I did manage to restrain myself from screaming ‘About fucking time!’, you’ll be pleased to hear. Also, from making vigorous but rude gestures in the direction of the hospital containing the gynaecologist who told me to lose weight instead.
I don’t really want to take Metformin. But at this point I really don’t know what else I can do. I am losing weight excruciatingly slowly, and even having lost nearly 10% of my bodyweight since being told to, nothing has improved. I’m still tired, I still bleed like a stuck pig if I don’t take my little pills, I still don’t ovulate, I still get heart-burn, I clearly can’t keep my insulin in order, and, dammit, I’m still fat. And the medical profession goads you by telling you that losing as little as 5% of your body-weight will improve ovulation and hormonal balance. And every time I point out that I had a lot of these symptoms when I weighed 70 lbs less than I do now, their ears fold frantically shut in case they actually hear something that challenges their smug skinny ‘received wisdom’ assvice.
Except for medical care you pay through the nose for. And Doc Tashless, of course. Who is cheerfully treating ‘me on Metformin’ as a science experiment, ie, he’s letting me have it because he wants to find out what happens if I do take it.

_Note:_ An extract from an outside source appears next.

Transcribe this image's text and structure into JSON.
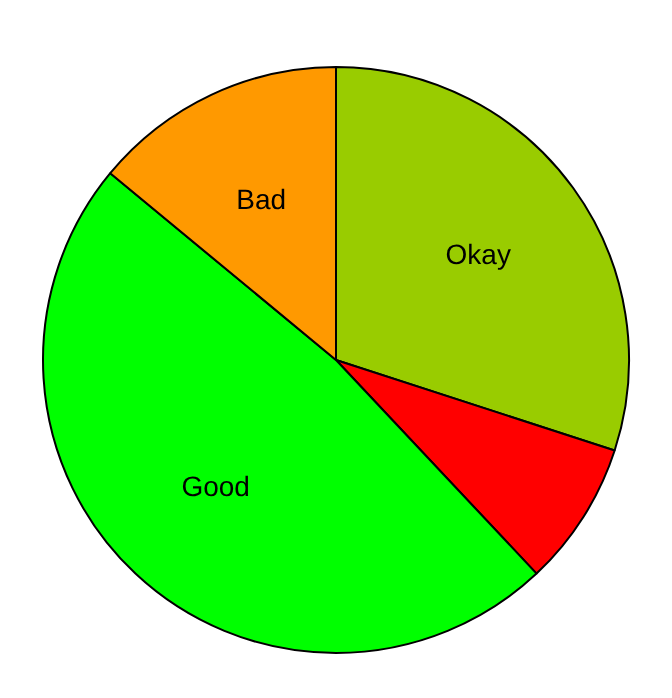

As for the homeopathic medicines, I have no idea if they are helping or not. The first couple of days I took them, I had what I can only assume was a classic ‘homeopathic aggravation’, in that I had such continuous cramps I was utterly bewildered by the spot-less-ness of my knickers. I do not know what sort of improvement I am supposed to see when, for that matter. Who can tell while I am still on the pill, in any case. It’s like playing poker in the dark with blank cards against an opponent with his head in a bucket. I have no idea if anything I’m doing is actually doing anything.
While I was queueing at the doctors, a small person in pig-tails put her hand on my bottom and said ‘Mummy?’. I gave her the shock of her life when I turned round and was absolutely not her mummy. Mummy was standing in front of me, wearing the same trousers and denim jacket combo (my word, is that what I look like from the back?).
Oh, God, for someone to say ‘Mummy’ in that trusting, happy little voice, and really mean me.